After that, the function loads video audio into the model, then transcribes the video audio. Finally, it aligns the model results and return text with timestamps:
def transcribe_video(input_video):
batch_size = 32
compute_type = "float32"
device = "cpu"
model = whisperx.load_model("large-v2", device=device, compute_type=compute_type)
audio = whisperx.load_audio(input_video)
result = model.transcribe(audio, batch_size=batch_size, language="en")
model_a, metadata = whisperx.load_align_model(language_code=result["language"], device=device)
result = whisperx.align(result["segments"], model_a, metadata, audio, device, return_char_alignments=False)
segments = result["segments"]
After that, the function loops through the model results segments, converts them into .srt
format, and appends each word item into a subtitles.srt
file:
# if srt file exists, delete it
if os.path.exists("subtitles.srt"):
os.remove("subtitles.srt")
for index, segment in enumerate(segments):
startTime = str(0)+str(timedelta(seconds=int(segment['start'])))+',000'
endTime = str(0)+str(timedelta(seconds=int(segment['end'])))+',000'
text = segment['text']
print(text)
segment = f"{index + 1}\n{startTime} --> {endTime}\n{text[1:] if text[0] == ' ' else text}\n\n"
srtFilename = os.path.join(f"subtitles.srt")
with open(srtFilename, 'a', encoding='utf-8') as srtFile:
srtFile.write(segment)
return srtFilename
Adding subtitles to a video
- Now, update main.py with the code mentioned below:
from datetime import timedelta
import os
import whisperx
import subprocess
def transcribe_video(input_video):
batch_size = 32
compute_type = "float32"
device = "cpu"
model = whisperx.load_model("large-v2", device=device, compute_type=compute_type)
audio = whisperx.load_audio(input_video)
result = model.transcribe(audio, batch_size=batch_size, language="en")
model_a, metadata = whisperx.load_align_model(language_code=result["language"], device=device)
result = whisperx.align(result["segments"], model_a, metadata, audio, device, return_char_alignments=False)
segments = result["segments"]
# if srt file exists, delete it
if os.path.exists("subtitles.srt"):
os.remove("subtitles.srt")
for index, segment in enumerate(segments):
startTime = str(0)+str(timedelta(seconds=int(segment['start'])))+',000'
endTime = str(0)+str(timedelta(seconds=int(segment['end'])))+',000'
text = segment['text']
print(text)
segment = f"{index + 1}\n{startTime} --> {endTime}\n{text[1:] if text[0] == ' ' else text}\n\n"
srtFilename = os.path.join(f"subtitles.srt")

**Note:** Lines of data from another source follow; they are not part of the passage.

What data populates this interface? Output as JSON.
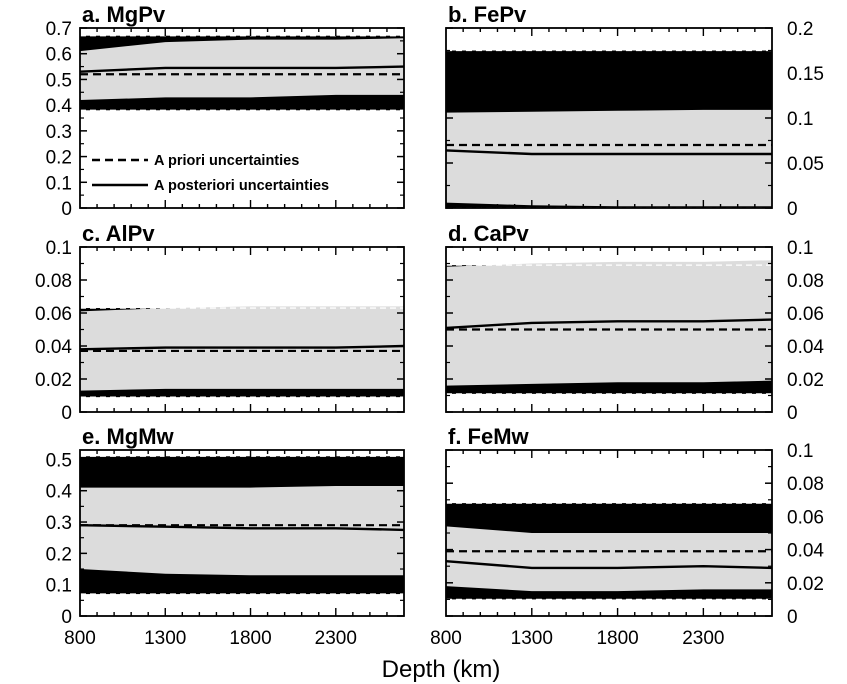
{
  "chart_data": {
    "xlabel": "Depth (km)",
    "x_ticks": [
      800,
      1300,
      1800,
      2300
    ],
    "legend": {
      "position": "lower-left of panel a",
      "entries": [
        {
          "label": "A priori uncertainties",
          "style": "dashed"
        },
        {
          "label": "A posteriori uncertainties",
          "style": "solid"
        }
      ]
    },
    "colors": {
      "posterior_band": "#dcdcdc",
      "prior_band": "#000000",
      "line": "#000000"
    },
    "panels": [
      {
        "id": "a",
        "title": "a. MgPv",
        "type": "area",
        "yaxis": "left",
        "ylim": [
          0,
          0.7
        ],
        "y_ticks": [
          "0",
          "0.1",
          "0.2",
          "0.3",
          "0.4",
          "0.5",
          "0.6",
          "0.7"
        ],
        "x": [
          800,
          1300,
          1800,
          2300,
          2700
        ],
        "prior": {
          "mean": 0.52,
          "lower": 0.38,
          "upper": 0.67
        },
        "posterior_upper": [
          0.61,
          0.645,
          0.655,
          0.655,
          0.66
        ],
        "posterior_mean": [
          0.53,
          0.545,
          0.545,
          0.545,
          0.55
        ],
        "posterior_lower": [
          0.42,
          0.43,
          0.43,
          0.44,
          0.44
        ]
      },
      {
        "id": "b",
        "title": "b. FePv",
        "type": "area",
        "yaxis": "right",
        "ylim": [
          0,
          0.2
        ],
        "y_ticks": [
          "0",
          "0.05",
          "0.1",
          "0.15",
          "0.2"
        ],
        "x": [
          800,
          1300,
          1800,
          2300,
          2700
        ],
        "prior": {
          "mean": 0.07,
          "lower": 0.0,
          "upper": 0.175
        },
        "posterior_upper": [
          0.106,
          0.107,
          0.108,
          0.109,
          0.109
        ],
        "posterior_mean": [
          0.064,
          0.06,
          0.06,
          0.06,
          0.06
        ],
        "posterior_lower": [
          0.006,
          0.003,
          0.002,
          0.002,
          0.002
        ]
      },
      {
        "id": "c",
        "title": "c. AlPv",
        "type": "area",
        "yaxis": "left",
        "ylim": [
          0,
          0.1
        ],
        "y_ticks": [
          "0",
          "0.02",
          "0.04",
          "0.06",
          "0.08",
          "0.1"
        ],
        "x": [
          800,
          1300,
          1800,
          2300,
          2700
        ],
        "prior": {
          "mean": 0.037,
          "lower": 0.009,
          "upper": 0.063
        },
        "posterior_upper": [
          0.061,
          0.063,
          0.064,
          0.064,
          0.064
        ],
        "posterior_mean": [
          0.038,
          0.039,
          0.039,
          0.039,
          0.04
        ],
        "posterior_lower": [
          0.013,
          0.014,
          0.014,
          0.014,
          0.014
        ]
      },
      {
        "id": "d",
        "title": "d. CaPv",
        "type": "area",
        "yaxis": "right",
        "ylim": [
          0,
          0.1
        ],
        "y_ticks": [
          "0",
          "0.02",
          "0.04",
          "0.06",
          "0.08",
          "0.1"
        ],
        "x": [
          800,
          1300,
          1800,
          2300,
          2700
        ],
        "prior": {
          "mean": 0.05,
          "lower": 0.011,
          "upper": 0.089
        },
        "posterior_upper": [
          0.088,
          0.09,
          0.091,
          0.091,
          0.092
        ],
        "posterior_mean": [
          0.051,
          0.054,
          0.055,
          0.055,
          0.056
        ],
        "posterior_lower": [
          0.016,
          0.017,
          0.018,
          0.018,
          0.019
        ]
      },
      {
        "id": "e",
        "title": "e. MgMw",
        "type": "area",
        "yaxis": "left",
        "ylim": [
          0,
          0.53
        ],
        "y_ticks": [
          "0",
          "0.1",
          "0.2",
          "0.3",
          "0.4",
          "0.5"
        ],
        "x": [
          800,
          1300,
          1800,
          2300,
          2700
        ],
        "prior": {
          "mean": 0.29,
          "lower": 0.07,
          "upper": 0.51
        },
        "posterior_upper": [
          0.41,
          0.41,
          0.41,
          0.415,
          0.415
        ],
        "posterior_mean": [
          0.29,
          0.285,
          0.28,
          0.28,
          0.275
        ],
        "posterior_lower": [
          0.15,
          0.135,
          0.13,
          0.13,
          0.13
        ]
      },
      {
        "id": "f",
        "title": "f. FeMw",
        "type": "area",
        "yaxis": "right",
        "ylim": [
          0,
          0.1
        ],
        "y_ticks": [
          "0",
          "0.02",
          "0.04",
          "0.06",
          "0.08",
          "0.1"
        ],
        "x": [
          800,
          1300,
          1800,
          2300,
          2700
        ],
        "prior": {
          "mean": 0.039,
          "lower": 0.01,
          "upper": 0.068
        },
        "posterior_upper": [
          0.054,
          0.05,
          0.05,
          0.05,
          0.05
        ],
        "posterior_mean": [
          0.033,
          0.029,
          0.029,
          0.03,
          0.029
        ],
        "posterior_lower": [
          0.018,
          0.015,
          0.015,
          0.016,
          0.016
        ]
      }
    ]
  }
}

with open(srtFilename, 'a', encoding='utf-8') as srtFile:
srtFile.write(segment)
return srtFilename
def add_srt_to_video(input_video, output_file):
# FFmpeg command
subtitles_file = 'subtitles.srt'
# FFmpeg command
ffmpeg_command = f"""ffmpeg -i {input_video} -vf "subtitles={subtitles_file}:force_style='FontName=Arial,FontSize=10,PrimaryColour=&HFFFFFF,OutlineColour=&H000000,BorderStyle=3,Outline=1,Shadow=1,Alignment=2,MarginV=10'" -c:a copy {output_file} -y """
# Run the FFmpeg command
subprocess.run(ffmpeg_command, shell=True)
input_video_path = "input.mp4"
output_file = "output.mp4"
transcribe_video(input_video_path)
add_srt_to_video(input_video_path, output_file)
main()
Finally, we load the subtitles.srt
into the video using FFmpeg and add subtitles as text in the video.
Here’s a sample video of this project:
And there you have it, a step-by-step guide to transforming your video into a masterpiece of clarity and engagement. Whether you're aiming to make your content more accessible or simply looking to add a professional touch, these tools empower you to achieve your goals.